A group from the National Trust volunteer group arrive to carry on the work. They are regular yearly helpers on the plat and it is always great to welcome them back and appreciate their hard work and enthusiasm.
This time we had Steve from the Ightham Mote Ranger team who brought his chipper.  In go the twigs and branches and out come the wood chips.





enthusiasm. 




 The huge pyramids of chips are all that is left at the end of the day. Thank you everyone!













April: spring flowers are at their best and leaf-buds are bursting giving a haze of green.









It is May.  Now the leaves are fully out.  A group of cobnut growers have been taking a course in the management of grey squirrels (yes, that scourge of cobnut-growers).  They visit the plat to learn about trapping: humanely and legally.


They also get to see the damage done to trees. Stripping the bark can cause the tree to die back and eventually die.  This is a major threat to the nation's attempts to re-forest the land and absorb CO2.




Fast forward to July and we have to deal with those pyramids of chippings.  Call in the boy (and girl-) scouts!
with unbelievable energy they pile chippings into buckets, pour them all around the nut trees, providing a good mulch and a feed of nutrients for their roots.




In no time at all they reduce three giant pyramids of mouldering chippings to a level floor - their leaders, the adults, as you can see, standing by and looking on.



 After that there is time for a game; a game with complicated rules, involving a lot of rushing about.  Finally a photo-call and head-count and off home as darkness falls.  Thank you scouts!






Onwards to late August.  It is nearly time to harvest the nut crop but: what's this?  A colony of wasps have made their nest on the underside of a chair... inside the shed!  Help! how are we going to deal with this?  We need the shed at harvest time and we certainly cannot share it with a colony of potentially hostile, angry wasps (they would certainly get angry if disturbed by a crowd of nut-pickers having a picnic!).

Ranger Steve comes to the rescue again.  In the process he reveals the fascinating architecture of the nest and the engineering and construction skills of wasps, cantilevering layers of chewed up wood-pulp into several levels of nest.  






     

 Wasps have been doing this, probably for millennia, before humans came along and imitated their designs.



Now harvesting can begin, starting with the young bloc.  Another energetic group from HSBC came along on the first of September.  A day out from the office and the weather is perfect.
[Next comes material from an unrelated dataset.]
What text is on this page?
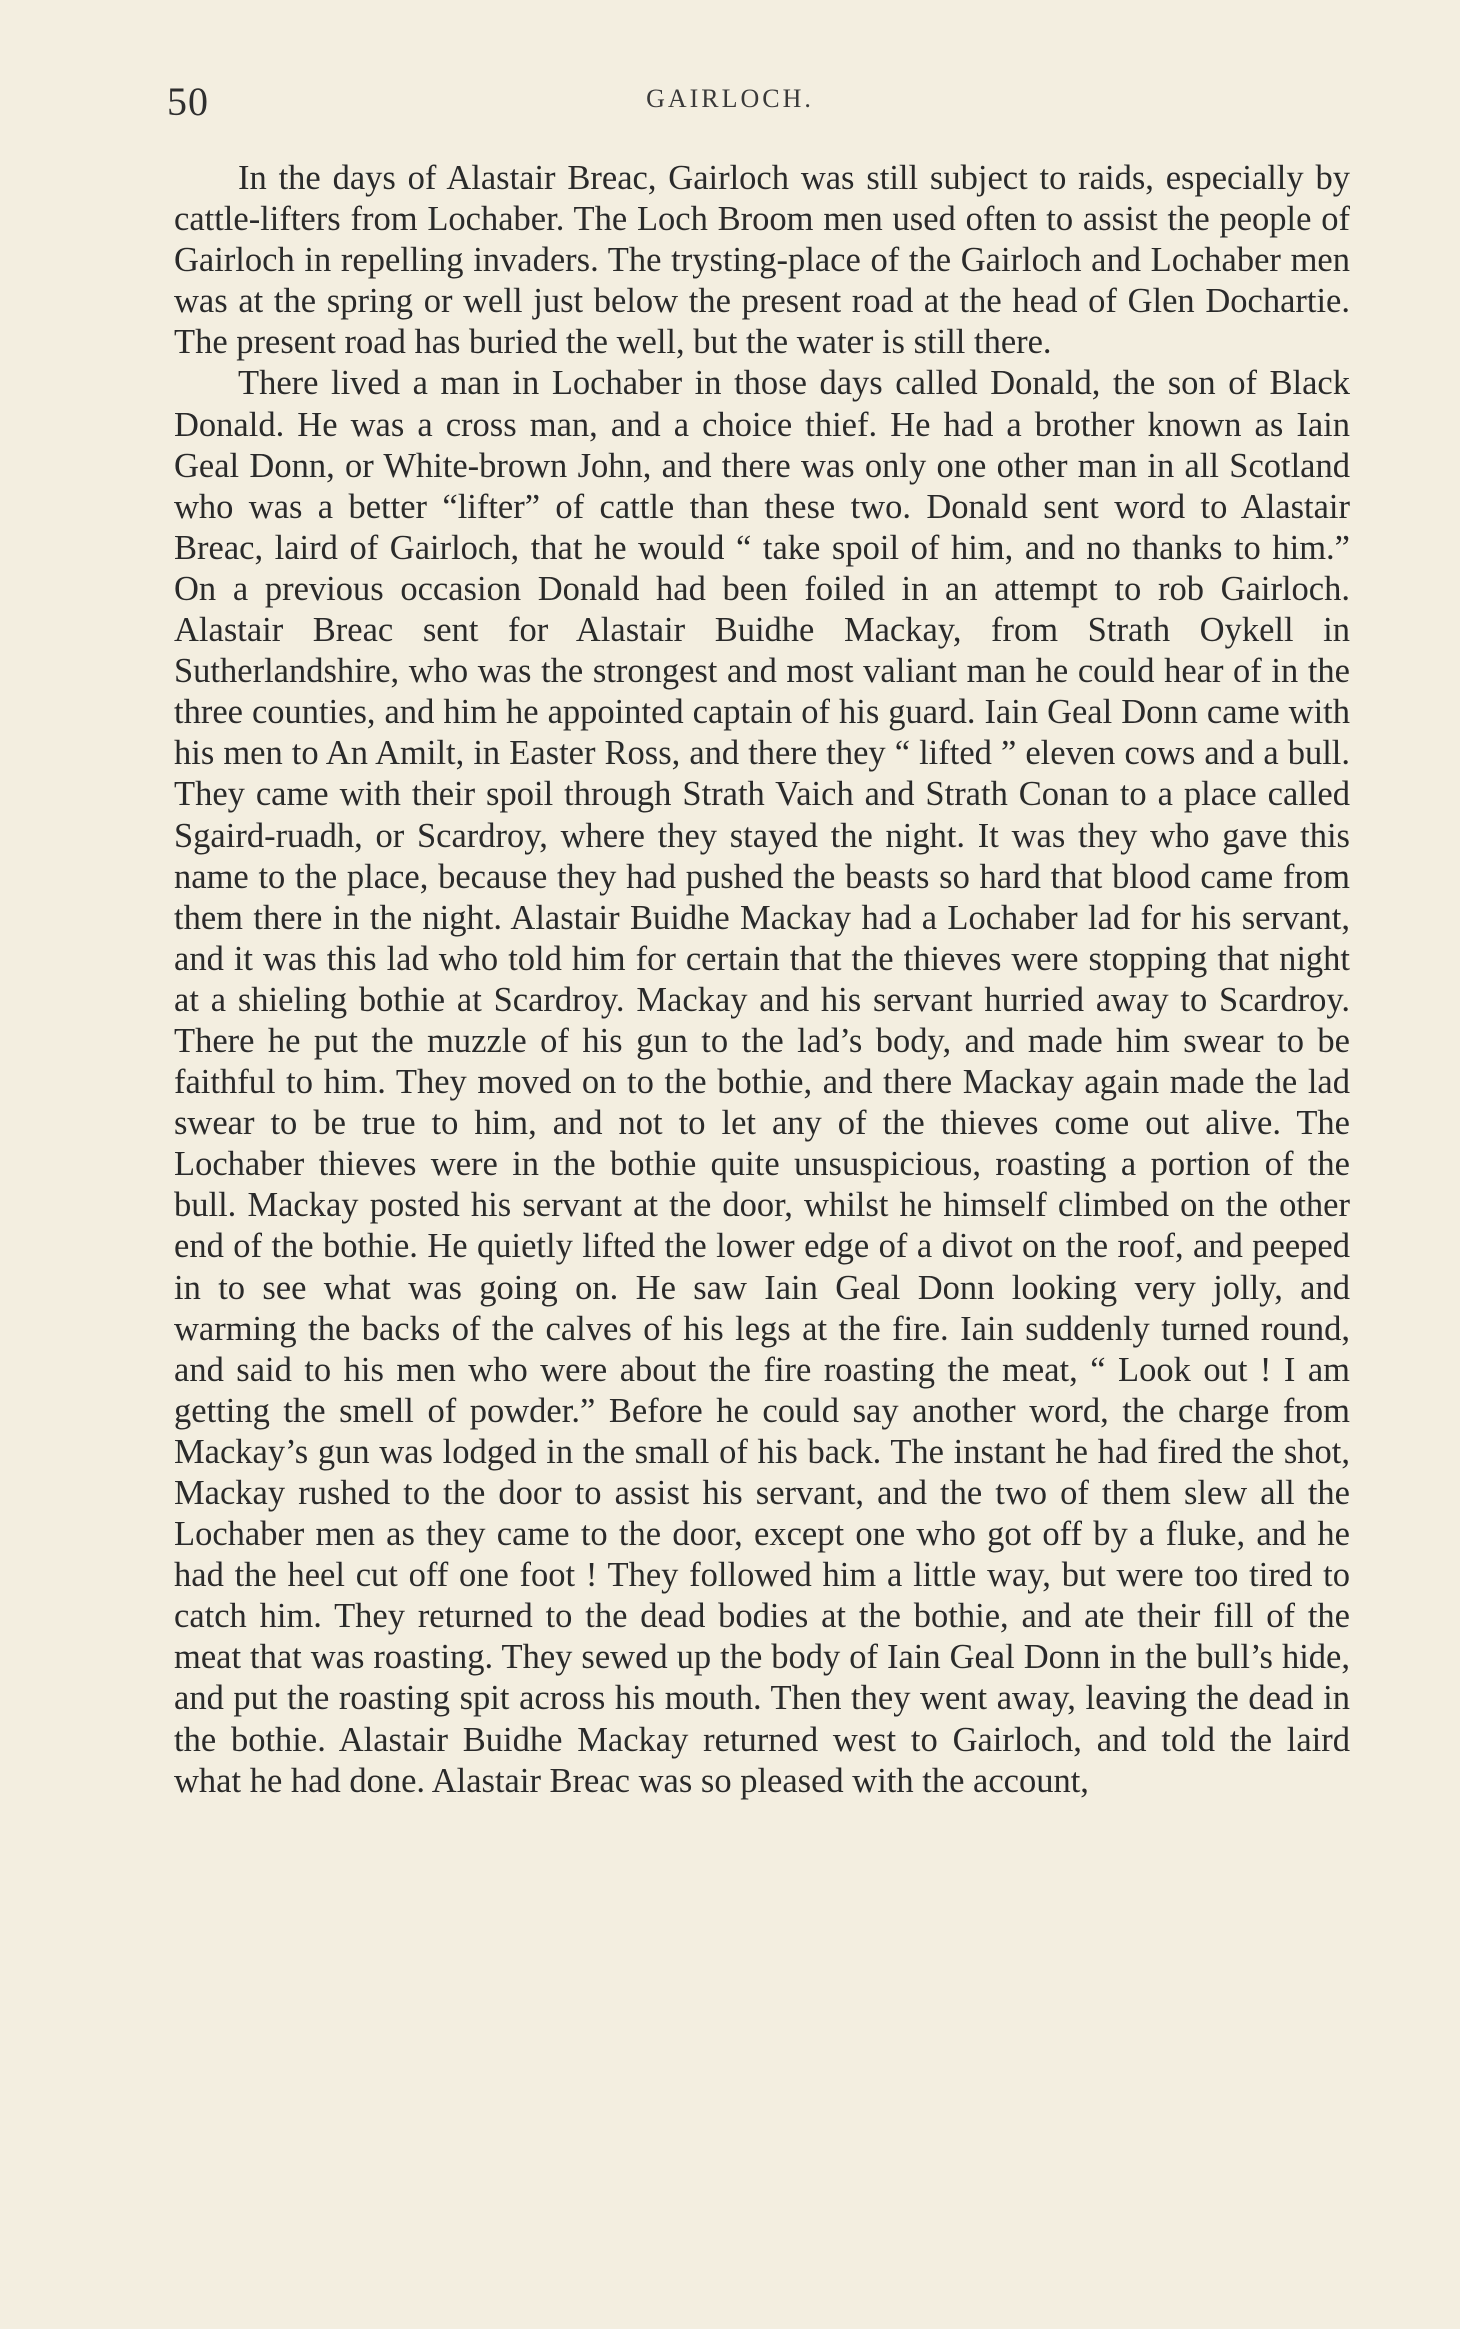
50	GAIRLOCH.

In the days of Alastair Breac, Gairloch was still subject to raids, especially by cattle-lifters from Lochaber. The Loch Broom men used often to assist the people of Gairloch in repelling invaders. The trysting-place of the Gairloch and Lochaber men was at the spring or well just below the present road at the head of Glen Dochartie. The present road has buried the well, but the water is still there.

There lived a man in Lochaber in those days called Donald, the son of Black Donald. He was a cross man, and a choice thief. He had a brother known as Iain Geal Donn, or White-brown John, and there was only one other man in all Scotland who was a better “lifter” of cattle than these two. Donald sent word to Alastair Breac, laird of Gairloch, that he would “ take spoil of him, and no thanks to him.” On a previous occasion Donald had been foiled in an attempt to rob Gairloch. Alastair Breac sent for Alastair Buidhe Mackay, from Strath Oykell in Sutherlandshire, who was the strongest and most valiant man he could hear of in the three counties, and him he appointed captain of his guard. Iain Geal Donn came with his men to An Amilt, in Easter Ross, and there they “ lifted ” eleven cows and a bull. They came with their spoil through Strath Vaich and Strath Conan to a place called Sgaird-ruadh, or Scardroy, where they stayed the night. It was they who gave this name to the place, because they had pushed the beasts so hard that blood came from them there in the night. Alastair Buidhe Mackay had a Lochaber lad for his servant, and it was this lad who told him for certain that the thieves were stopping that night at a shieling bothie at Scardroy. Mackay and his servant hurried away to Scardroy. There he put the muzzle of his gun to the lad’s body, and made him swear to be faithful to him. They moved on to the bothie, and there Mackay again made the lad swear to be true to him, and not to let any of the thieves come out alive. The Lochaber thieves were in the bothie quite unsuspicious, roasting a portion of the bull. Mackay posted his servant at the door, whilst he himself climbed on the other end of the bothie. He quietly lifted the lower edge of a divot on the roof, and peeped in to see what was going on. He saw Iain Geal Donn looking very jolly, and warming the backs of the calves of his legs at the fire. Iain suddenly turned round, and said to his men who were about the fire roasting the meat, “ Look out ! I am getting the smell of powder.” Before he could say another word, the charge from Mackay’s gun was lodged in the small of his back. The instant he had fired the shot, Mackay rushed to the door to assist his servant, and the two of them slew all the Lochaber men as they came to the door, except one who got off by a fluke, and he had the heel cut off one foot ! They followed him a little way, but were too tired to catch him. They returned to the dead bodies at the bothie, and ate their fill of the meat that was roasting. They sewed up the body of Iain Geal Donn in the bull’s hide, and put the roasting spit across his mouth. Then they went away, leaving the dead in the bothie. Alastair Buidhe Mackay returned west to Gairloch, and told the laird what he had done. Alastair Breac was so pleased with the account,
They picked and picked and completed several rows.





Next day another group arrived, equally eager to learn the new skill of nut-picking and to outdo their colleagues of the previous day with the quantity of nuts picked. crates filled and the rows they completed.




Thank you to everyone for two enjoyable days and a large quantity of nuts, stacked away.



September 3rd is the Big Day on the main bloc.  The third - or is it fourth? - annual big Pick 'n Picnic.  Friends and families arrive from far and wide and set to work.







Charlie has prepared the best picnic ever. 


 The paella is amazing and plentiful and comes along with the best of Borough Market produce: olives, nuts, cheeses of all description, coffee, red wine: a sit-down feast. 
 



It's a gathering of friends and families, some old-hands and others new.  The weather is fine; it's a great day and a lot of nuts are picked.



The last of the nuts? or the ones that got away




It's October and the nuts are packed in nets, ready for sale.




A supply of Kentish cobnuts is collected for the red squirrels of Northern Ireland by Toby who happens to be passing with his family and his camper van as they return from their Scandinavian holiday.  He gets them loaded up and drives off to get the ferry back to Belfast.








November; the trees are bare of nuts and as autumn approaches the leaves will turn and drop. 


 A frosty day:

There might even be snow before Christmas......

Yes!  Snow came in December.





.... although it didn't stay for long.  

So ends 2022. Plans are already in hand for starting over again in 2023.